Perché una discrasia così forte fra la realtà dei fatti e quanto riportato dai media italiani? La notizia del mantenimento dei 62 anni come età legale per accedere alla pensione è, formalmente, corretta, ma risulta falsa se isolata rispetto al contenuto complessivo della riforma: di fatto una fake news. In breve, se a 62 anni si potrà ancora, volendo, accedere alla pensione, ma saranno i 64 anni di età ad essere considerati “età di equilibrio”, a partire dai quali riscuotere un assegno pensionistico decente. La promessa di non modificare l’età legale è, quindi, rispettata nella forma, ma calpestata, di fatto, con l’introduzione di un sistema bonus/malus a punti, che dovrebbe accompagnare il lavoratore fino alla fine del percorso professionale. A ciò si aggiunge la promessa della soppressione dei regimi di pensionamento speciali, applicati alle forme di lavoro considerate usuranti, fra cui gli “cheminots”, i ferrovieri, che guidano la mobilitazione, paralizzando il paese da circa una settimana. Non poteva che essere il governo delle banche e dell’alta finanza a tentare di trasformare il welfare in una specie di assicurazione privata, con il medesimo linguaggio e i medesimi meccanismi di una polizza auto.

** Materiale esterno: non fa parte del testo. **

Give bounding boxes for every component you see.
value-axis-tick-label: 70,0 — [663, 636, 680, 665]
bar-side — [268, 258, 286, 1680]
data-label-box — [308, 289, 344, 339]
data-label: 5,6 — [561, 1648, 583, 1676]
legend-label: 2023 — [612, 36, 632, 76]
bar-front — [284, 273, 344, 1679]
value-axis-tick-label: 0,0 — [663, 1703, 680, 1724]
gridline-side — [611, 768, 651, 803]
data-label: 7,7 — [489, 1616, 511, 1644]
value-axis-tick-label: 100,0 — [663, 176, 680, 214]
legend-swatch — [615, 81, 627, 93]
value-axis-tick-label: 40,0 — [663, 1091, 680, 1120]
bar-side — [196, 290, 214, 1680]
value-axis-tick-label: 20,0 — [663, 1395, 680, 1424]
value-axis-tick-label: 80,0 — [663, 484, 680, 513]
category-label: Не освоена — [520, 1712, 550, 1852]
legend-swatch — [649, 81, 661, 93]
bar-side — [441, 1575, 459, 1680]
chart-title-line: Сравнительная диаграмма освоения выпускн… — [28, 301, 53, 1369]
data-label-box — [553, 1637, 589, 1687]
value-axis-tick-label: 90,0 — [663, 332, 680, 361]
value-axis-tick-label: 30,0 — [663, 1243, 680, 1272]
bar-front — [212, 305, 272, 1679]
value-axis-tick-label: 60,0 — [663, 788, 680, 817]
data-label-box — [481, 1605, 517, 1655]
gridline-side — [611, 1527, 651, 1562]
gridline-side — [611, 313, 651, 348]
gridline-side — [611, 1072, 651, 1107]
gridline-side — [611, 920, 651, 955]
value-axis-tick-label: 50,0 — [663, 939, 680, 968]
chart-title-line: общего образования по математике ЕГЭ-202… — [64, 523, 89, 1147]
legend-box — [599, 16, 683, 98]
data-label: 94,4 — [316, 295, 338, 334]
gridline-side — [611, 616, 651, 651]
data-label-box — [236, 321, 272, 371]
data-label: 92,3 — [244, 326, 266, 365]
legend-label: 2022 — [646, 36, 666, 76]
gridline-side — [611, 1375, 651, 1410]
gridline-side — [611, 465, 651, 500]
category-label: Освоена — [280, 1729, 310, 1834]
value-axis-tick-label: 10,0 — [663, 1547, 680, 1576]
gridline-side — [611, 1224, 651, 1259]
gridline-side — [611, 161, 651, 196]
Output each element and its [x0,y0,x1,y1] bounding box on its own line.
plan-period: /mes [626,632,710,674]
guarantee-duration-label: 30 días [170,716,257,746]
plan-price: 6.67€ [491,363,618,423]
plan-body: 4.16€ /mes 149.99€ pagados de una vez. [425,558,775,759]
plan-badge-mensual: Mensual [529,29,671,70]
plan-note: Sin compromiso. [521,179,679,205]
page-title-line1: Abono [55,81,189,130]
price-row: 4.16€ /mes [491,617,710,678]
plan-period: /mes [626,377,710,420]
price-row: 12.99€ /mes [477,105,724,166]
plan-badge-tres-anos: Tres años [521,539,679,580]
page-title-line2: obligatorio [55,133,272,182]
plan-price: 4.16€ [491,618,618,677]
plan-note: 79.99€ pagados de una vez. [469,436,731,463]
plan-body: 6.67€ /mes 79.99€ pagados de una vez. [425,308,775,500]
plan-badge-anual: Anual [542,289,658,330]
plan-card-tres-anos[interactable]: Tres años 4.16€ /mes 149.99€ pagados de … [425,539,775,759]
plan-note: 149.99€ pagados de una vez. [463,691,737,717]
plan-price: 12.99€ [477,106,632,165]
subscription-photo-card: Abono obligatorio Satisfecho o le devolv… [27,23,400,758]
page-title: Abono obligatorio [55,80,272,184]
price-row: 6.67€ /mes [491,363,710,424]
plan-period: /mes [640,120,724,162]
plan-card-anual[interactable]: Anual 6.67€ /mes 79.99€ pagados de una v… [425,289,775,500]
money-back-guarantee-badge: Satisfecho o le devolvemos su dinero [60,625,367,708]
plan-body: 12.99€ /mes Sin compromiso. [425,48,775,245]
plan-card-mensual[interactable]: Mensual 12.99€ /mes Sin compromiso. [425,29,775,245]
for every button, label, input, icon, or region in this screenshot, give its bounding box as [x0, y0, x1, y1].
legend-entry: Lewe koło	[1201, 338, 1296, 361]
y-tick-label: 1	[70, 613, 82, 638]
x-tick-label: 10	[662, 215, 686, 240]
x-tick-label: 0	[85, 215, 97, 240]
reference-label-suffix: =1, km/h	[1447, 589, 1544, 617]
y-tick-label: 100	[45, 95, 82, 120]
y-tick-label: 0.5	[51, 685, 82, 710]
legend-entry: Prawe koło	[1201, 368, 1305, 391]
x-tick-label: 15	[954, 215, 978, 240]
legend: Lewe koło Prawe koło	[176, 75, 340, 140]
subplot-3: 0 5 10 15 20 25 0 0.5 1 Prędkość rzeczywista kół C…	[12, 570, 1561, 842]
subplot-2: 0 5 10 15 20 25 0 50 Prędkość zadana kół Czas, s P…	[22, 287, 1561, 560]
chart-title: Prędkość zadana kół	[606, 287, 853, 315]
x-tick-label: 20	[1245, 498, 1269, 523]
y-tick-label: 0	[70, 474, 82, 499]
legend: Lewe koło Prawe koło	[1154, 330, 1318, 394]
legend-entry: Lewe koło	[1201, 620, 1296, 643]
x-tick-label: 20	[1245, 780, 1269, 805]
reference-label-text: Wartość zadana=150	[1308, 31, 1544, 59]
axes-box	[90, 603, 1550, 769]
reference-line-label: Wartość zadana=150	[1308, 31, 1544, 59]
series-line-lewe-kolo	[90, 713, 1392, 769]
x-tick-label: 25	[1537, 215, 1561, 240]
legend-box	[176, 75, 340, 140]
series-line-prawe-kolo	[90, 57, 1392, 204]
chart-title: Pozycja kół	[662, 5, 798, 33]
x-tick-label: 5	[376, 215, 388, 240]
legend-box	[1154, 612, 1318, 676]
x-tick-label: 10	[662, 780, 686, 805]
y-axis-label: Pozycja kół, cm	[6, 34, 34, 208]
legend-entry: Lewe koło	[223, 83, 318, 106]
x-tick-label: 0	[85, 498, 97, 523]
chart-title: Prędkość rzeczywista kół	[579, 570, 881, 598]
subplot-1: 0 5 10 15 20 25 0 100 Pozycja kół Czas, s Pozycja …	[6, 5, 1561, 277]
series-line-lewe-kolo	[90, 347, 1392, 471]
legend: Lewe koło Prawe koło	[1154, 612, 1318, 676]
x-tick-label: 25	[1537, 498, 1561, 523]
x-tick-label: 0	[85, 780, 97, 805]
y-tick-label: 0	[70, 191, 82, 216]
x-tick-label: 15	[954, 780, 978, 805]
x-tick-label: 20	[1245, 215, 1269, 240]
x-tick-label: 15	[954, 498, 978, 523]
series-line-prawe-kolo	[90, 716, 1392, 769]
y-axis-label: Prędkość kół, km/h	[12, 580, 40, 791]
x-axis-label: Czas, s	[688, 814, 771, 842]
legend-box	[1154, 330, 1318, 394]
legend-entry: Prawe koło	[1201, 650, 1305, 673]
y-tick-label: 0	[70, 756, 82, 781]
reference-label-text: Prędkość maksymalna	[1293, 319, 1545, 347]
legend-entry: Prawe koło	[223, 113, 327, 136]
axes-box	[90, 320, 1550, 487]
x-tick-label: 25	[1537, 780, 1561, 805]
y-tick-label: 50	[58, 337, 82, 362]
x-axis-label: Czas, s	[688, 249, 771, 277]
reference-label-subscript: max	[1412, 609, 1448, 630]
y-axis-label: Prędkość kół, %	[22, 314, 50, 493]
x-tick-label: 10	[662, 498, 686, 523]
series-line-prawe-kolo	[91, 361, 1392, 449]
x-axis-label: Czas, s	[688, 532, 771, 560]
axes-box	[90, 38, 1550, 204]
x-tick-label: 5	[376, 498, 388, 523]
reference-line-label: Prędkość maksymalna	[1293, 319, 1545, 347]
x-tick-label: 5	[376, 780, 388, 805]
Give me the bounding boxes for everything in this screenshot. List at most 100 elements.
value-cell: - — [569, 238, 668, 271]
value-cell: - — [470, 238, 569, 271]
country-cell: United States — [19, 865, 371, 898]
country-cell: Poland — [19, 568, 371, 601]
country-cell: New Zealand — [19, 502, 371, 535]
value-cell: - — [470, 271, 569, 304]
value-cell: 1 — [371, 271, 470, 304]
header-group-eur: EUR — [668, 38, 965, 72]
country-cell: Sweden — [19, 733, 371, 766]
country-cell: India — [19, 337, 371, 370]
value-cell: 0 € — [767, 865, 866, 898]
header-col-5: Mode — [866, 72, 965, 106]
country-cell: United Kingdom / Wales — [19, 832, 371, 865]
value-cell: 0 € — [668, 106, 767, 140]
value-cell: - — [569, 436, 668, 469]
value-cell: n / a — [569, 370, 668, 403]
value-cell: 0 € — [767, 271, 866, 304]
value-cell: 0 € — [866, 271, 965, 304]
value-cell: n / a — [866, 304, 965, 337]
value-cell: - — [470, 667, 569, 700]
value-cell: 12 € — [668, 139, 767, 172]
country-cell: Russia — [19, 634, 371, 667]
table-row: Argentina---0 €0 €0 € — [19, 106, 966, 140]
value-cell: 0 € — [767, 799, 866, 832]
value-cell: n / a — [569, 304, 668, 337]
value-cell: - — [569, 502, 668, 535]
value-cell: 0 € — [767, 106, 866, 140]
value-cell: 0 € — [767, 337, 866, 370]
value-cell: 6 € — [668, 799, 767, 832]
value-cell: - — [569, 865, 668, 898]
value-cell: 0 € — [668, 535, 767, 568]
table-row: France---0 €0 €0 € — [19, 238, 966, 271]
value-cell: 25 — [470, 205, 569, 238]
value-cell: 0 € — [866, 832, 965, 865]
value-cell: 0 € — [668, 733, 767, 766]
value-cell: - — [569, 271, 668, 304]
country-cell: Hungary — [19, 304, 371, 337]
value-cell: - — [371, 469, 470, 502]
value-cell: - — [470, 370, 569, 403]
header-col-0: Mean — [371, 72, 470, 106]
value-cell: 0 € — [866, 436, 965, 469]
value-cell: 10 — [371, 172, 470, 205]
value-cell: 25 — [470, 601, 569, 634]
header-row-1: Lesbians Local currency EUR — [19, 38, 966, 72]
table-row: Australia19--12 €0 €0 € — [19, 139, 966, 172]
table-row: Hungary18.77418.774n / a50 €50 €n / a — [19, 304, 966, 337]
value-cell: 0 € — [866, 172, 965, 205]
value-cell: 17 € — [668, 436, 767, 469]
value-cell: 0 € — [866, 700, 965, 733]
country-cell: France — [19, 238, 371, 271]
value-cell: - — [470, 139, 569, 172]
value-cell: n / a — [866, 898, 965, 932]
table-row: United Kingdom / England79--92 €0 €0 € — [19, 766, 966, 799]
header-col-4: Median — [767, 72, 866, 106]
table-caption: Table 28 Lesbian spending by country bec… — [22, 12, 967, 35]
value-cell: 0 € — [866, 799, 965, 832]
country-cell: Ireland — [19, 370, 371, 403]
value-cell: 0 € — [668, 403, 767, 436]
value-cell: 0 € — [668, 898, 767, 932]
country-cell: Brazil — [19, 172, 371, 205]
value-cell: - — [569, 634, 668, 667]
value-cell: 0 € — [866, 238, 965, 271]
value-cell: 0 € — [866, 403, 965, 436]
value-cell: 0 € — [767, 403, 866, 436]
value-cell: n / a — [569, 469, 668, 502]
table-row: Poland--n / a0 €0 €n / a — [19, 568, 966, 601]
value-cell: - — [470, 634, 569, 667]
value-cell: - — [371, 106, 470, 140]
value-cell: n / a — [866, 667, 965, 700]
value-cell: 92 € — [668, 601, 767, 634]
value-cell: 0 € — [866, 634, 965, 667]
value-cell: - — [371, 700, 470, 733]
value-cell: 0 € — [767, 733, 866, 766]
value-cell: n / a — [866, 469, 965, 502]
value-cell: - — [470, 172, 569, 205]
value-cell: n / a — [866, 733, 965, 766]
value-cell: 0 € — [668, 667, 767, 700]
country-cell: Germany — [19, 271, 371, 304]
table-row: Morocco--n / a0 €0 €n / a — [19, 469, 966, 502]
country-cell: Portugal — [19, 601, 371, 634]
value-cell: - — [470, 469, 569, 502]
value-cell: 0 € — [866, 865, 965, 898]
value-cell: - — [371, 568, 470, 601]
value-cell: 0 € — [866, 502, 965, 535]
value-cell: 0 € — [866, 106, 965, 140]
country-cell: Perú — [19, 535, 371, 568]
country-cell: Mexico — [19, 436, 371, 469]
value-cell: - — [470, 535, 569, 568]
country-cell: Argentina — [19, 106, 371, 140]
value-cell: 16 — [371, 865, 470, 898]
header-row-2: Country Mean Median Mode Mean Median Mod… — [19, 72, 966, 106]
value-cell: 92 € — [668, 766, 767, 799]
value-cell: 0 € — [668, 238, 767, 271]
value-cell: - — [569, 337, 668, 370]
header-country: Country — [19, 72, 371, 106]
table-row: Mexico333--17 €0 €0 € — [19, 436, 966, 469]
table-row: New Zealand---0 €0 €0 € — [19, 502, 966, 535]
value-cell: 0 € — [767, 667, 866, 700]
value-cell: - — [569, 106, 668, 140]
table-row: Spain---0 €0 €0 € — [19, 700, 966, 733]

I piani di Macron&co sembrano, tuttavia, in salita. L’annuncio di ieri, checché ne dicano i nostri giornali, ha avuto come unico esito il rilancio della mobilitazione e il compattamento del fronte di lotta, cui si aggiunge l’importante, in termini numerici, sindacato CFDT, fino ad oggi accomodante rispetto alle proposte di riforma. Questa mattina i blocchi di fronte ai depositi delle aziende di trasporto pubblico, ai porti, con un picco di mobilitazione attorno a quello di Le Havre che sembra essere bloccato da qualche migliaio di persone in questo momento, alle raffinerie, ad alcuni magazzini logistici, centri di smistamento postale e rotonde si sono moltiplicati rispetto ai giorni scorsi, arrivando in alcune occasioni allo scontro con la polizia. Anche alcuni licei e poli universitari risultano bloccati dagli studenti. È evidente che, lungi dall’essere considerata come vittoria, la dichiarazione di ieri ha donato nuova energia alla mobilitazione, di cui non si intravede ancora, neanche lontanamente, il termine. La pratica del blocco dei centri nevralgici di circolazione delle merci e dei flussi, introdotta definitivamente nella grammatica del discorso politico durante un anno di mobilitazioni dei Gilets Jaunes, è chiaramente sdoganata e la potenza del movimento di opposizione alla riforma delle pensioni sembra ridisegnare, innanzitutto, la dinamica dei rapporti fra basi e sindacati. Ciò che emerge qui è, infatti, l’assoluta strumentalità delle piattaforme sindacali, oscurate dal protagonismo dei suoi tesserati, che, di fatto, impediscono mediazioni al ribasso tramite una pratica, quotidiana, di radicalità. Gli occhi sono ora puntati sul 17 dicembre, giornata in cui una piazza è stata convocata a Parigi: la prima grossa convergenza dopo la decisione del governo di scoprire le proprie carte. Una prova di forza importante in termini di continuità e di scontro.